Currituck Sound and Hatteras Inlet need constant attention, as do parts of the Albemarle-Pamlico Sound, the second-largest estuary in the U.S. after the Chesapeake with a north-south orientation. Within the Albemarle-Pamlico Sound, there is 80 miles of fetch encompassing six river basins, eight sounds and 3,000 square miles of open water. The state ferry system operates year-round, but ridership surges in warmer months when tourists travel between the Outer Banks and the mainland. The island of Ocracoke on the Outer Banks is accessible only by ferry or private vessel.

Wanchese is the prime mover in projects besides dredging. For instance, it moves equipment used to maintain ramps and gantries at terminals, as well as piling clusters, bulkheads and seawalls. The area served stretches from the northernmost ferry terminals supporting the Currituck-Knotts Island route to the terminals for the Southport-Fort Fisher route, more than 250 miles to the south.

The four-person crew of Wanchese operate the dredge and crane, keeping a 0600-to-1800 schedule on a seven-days-on/seven-days-off rotation. The tugboat has berthing for four crewmembers in two cabins. The galley, equipped largely with stainless-steel appliances, doubles as a recreation room.

Spring, summer and fall are busy times for the ferry system and the support crews. Lance Winslow, assistant director of NCFS marine asset management, is thrilled with the new boat. “Upgrades on Wanchese will make us more efficient, saving us time while getting better fuel economy on a bigger, safer platform,” he said.
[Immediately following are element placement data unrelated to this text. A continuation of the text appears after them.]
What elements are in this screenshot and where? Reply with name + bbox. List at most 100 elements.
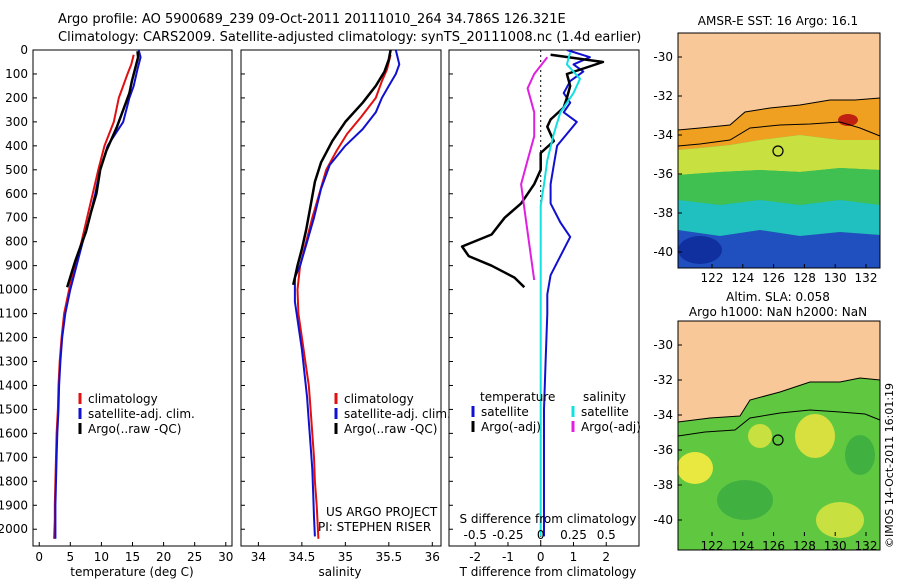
legend-s-argo: Argo(-adj)	[581, 420, 641, 434]
x-tick-label: 34	[251, 550, 266, 564]
map-lat-label: -30	[653, 338, 673, 352]
depth-tick-label: 300	[5, 115, 28, 129]
map-lat-label: -30	[653, 50, 673, 64]
legend-t-satellite: satellite	[481, 405, 529, 419]
x-tick-label: 2	[602, 550, 610, 564]
sst-yellow-band	[678, 135, 880, 175]
legend-label: climatology	[344, 392, 414, 406]
depth-axis-ticks: 0 100 200 300 400 500 600 700 800 900 1000 1100 1200…	[0, 43, 37, 536]
depth-tick-label: 1000	[0, 283, 28, 297]
depth-tick-label: 500	[5, 163, 28, 177]
temperature-axis-ticks: 0 5 10 15 20 25 30	[35, 542, 233, 564]
s-difference-tick-labels: -0.5 -0.25 0 0.25 0.5	[463, 528, 615, 542]
depth-tick-label: 400	[5, 139, 28, 153]
sst-depth-contour	[677, 121, 881, 147]
difference-series	[460, 50, 605, 537]
series-line	[66, 51, 140, 288]
sla-yellow-blob-2	[795, 414, 835, 458]
map-lat-label: -32	[653, 89, 673, 103]
legend-label: Argo(..raw -QC)	[344, 422, 437, 436]
x-tick-label: 20	[156, 550, 171, 564]
depth-tick-label: 700	[5, 211, 28, 225]
sst-map-ticks: -30 -32 -34 -36 -38 -40 122 124 126 128 130 132	[653, 50, 877, 285]
depth-tick-label: 1700	[0, 450, 28, 464]
depth-tick-label: 100	[5, 67, 28, 81]
map-lat-label: -32	[653, 373, 673, 387]
map-lon-label: 126	[762, 539, 785, 553]
salinity-depth-ticks	[241, 49, 245, 530]
x-tick-label: -1	[502, 550, 514, 564]
depth-tick-label: 900	[5, 259, 28, 273]
difference-legend: temperature salinity satellite Argo(-adj…	[471, 390, 641, 434]
s-tick-label: 0.5	[597, 528, 616, 542]
depth-tick-label: 1400	[0, 378, 28, 392]
x-tick-label: 15	[125, 550, 140, 564]
x-tick-label: 34.5	[289, 550, 316, 564]
legend-label: Argo(..raw -QC)	[88, 422, 181, 436]
sla-dark-green-1	[717, 480, 773, 520]
map-lon-label: 130	[824, 539, 847, 553]
s-difference-label: S difference from climatology	[460, 512, 637, 526]
series-line	[539, 52, 581, 537]
depth-tick-label: 1200	[0, 331, 28, 345]
x-tick-label: 25	[187, 550, 202, 564]
map-lon-label: 128	[793, 539, 816, 553]
sla-map-title-line2: Argo h1000: NaN h2000: NaN	[689, 305, 867, 319]
sst-cyan-band	[678, 200, 880, 236]
sst-map-panel: AMSR-E SST: 16 Argo: 16.1 -30-32-34-36-3…	[653, 14, 881, 285]
sla-yellow-blob-3	[748, 424, 772, 448]
legend-label: climatology	[88, 392, 158, 406]
salinity-xlabel: salinity	[318, 565, 361, 579]
map-lon-label: 122	[701, 539, 724, 553]
map-lat-label: -38	[653, 478, 673, 492]
depth-tick-label: 1900	[0, 498, 28, 512]
x-tick-label: 35	[338, 550, 353, 564]
depth-tick-label: 0	[20, 43, 28, 57]
depth-tick-label: 1500	[0, 402, 28, 416]
sst-map-image	[677, 33, 881, 268]
sla-yellow-blob-1	[677, 452, 713, 484]
depth-tick-label: 2000	[0, 522, 28, 536]
sla-yellow-blob-4	[816, 502, 864, 538]
difference-panel: -2 -1 0 1 2 S difference from climatology -0…	[448, 49, 641, 579]
salinity-panel: 34 34.5 35 35.5 36 salinity climatologysatel…	[240, 49, 451, 579]
legend-salinity-title: salinity	[583, 390, 626, 404]
series-line	[291, 50, 392, 286]
imos-watermark: ©IMOS 14-Oct-2011 16:01:19	[883, 383, 896, 548]
legend-temperature-title: temperature	[480, 390, 555, 404]
figure-title-line1: Argo profile: AO 5900689_239 09-Oct-2011…	[58, 12, 566, 27]
difference-depth-ticks	[449, 49, 453, 530]
map-lon-label: 122	[701, 271, 724, 285]
legend-label: satellite-adj. clim.	[344, 407, 451, 421]
sst-coastline	[677, 97, 881, 131]
x-tick-label: 30	[218, 550, 233, 564]
depth-tick-label: 800	[5, 235, 28, 249]
map-lon-label: 128	[793, 271, 816, 285]
sst-green-band	[678, 168, 880, 205]
x-tick-label: 0	[35, 550, 43, 564]
x-tick-label: 0	[537, 550, 545, 564]
map-lat-label: -36	[653, 443, 673, 457]
depth-tick-label: 1300	[0, 354, 28, 368]
difference-axis-ticks: -2 -1 0 1 2	[469, 542, 610, 564]
project-annotation: US ARGO PROJECT	[326, 505, 438, 519]
s-tick-label: 0	[537, 528, 545, 542]
series-line	[293, 50, 401, 537]
map-lon-label: 124	[731, 271, 754, 285]
depth-tick-label: 1600	[0, 426, 28, 440]
x-tick-label: 1	[570, 550, 578, 564]
temperature-series	[53, 50, 142, 539]
series-line	[460, 53, 605, 289]
s-tick-label: -0.5	[463, 528, 486, 542]
depth-tick-label: 1800	[0, 474, 28, 488]
map-lon-label: 132	[855, 539, 878, 553]
series-line	[543, 50, 591, 537]
map-lon-label: 126	[762, 271, 785, 285]
sla-dark-green-2	[845, 435, 875, 475]
sla-map-ticks: -30 -32 -34 -36 -38 -40 122 124 126 128 130 132	[653, 338, 877, 553]
depth-tick-label: 600	[5, 187, 28, 201]
sst-warm-band	[678, 98, 880, 150]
Wanchese was built at Metal Shark Alabama, the former Horizon Shipbuilding yard located in Bayou La Batre. Wanchese is one of the first newbuild tugboats to leave the facility, which is focused on building and repairing steel-hulled vessels.

“We are honored to deliver this high-quality, purpose-built vessel to NCDOT,” said Doug Barrow, Metal Shark Alabama’s vice president and manager. “I am very proud of our team and all of our vendors for pulling together to make this delivery happen despite a very active tropical season on our Gulf coast, not to mention a worldwide pandemic.

“The challenges of social distancing and other safety and sanitation measures undertaken at our facility were met head-on and embraced by the entire team,” Barrow continued. “The result of these efforts can be measured by the fact that our facility did not have an outbreak, meaning that production – while impacted by COVID-19 protocols and materials delays – was able to continue.”

The Metal Shark team in Louisiana assisted with the prefabrication of aluminum deckhouse panels. The company’s engineering team met task deadlines adeptly while working in a remote environment, coordinated by on-site engineers in Alabama, he said.

The effective working relationship with NCDOT helped make the project a success. “The positive impact of NCDOT and its partnering approach cannot be overstated,” Barrow said.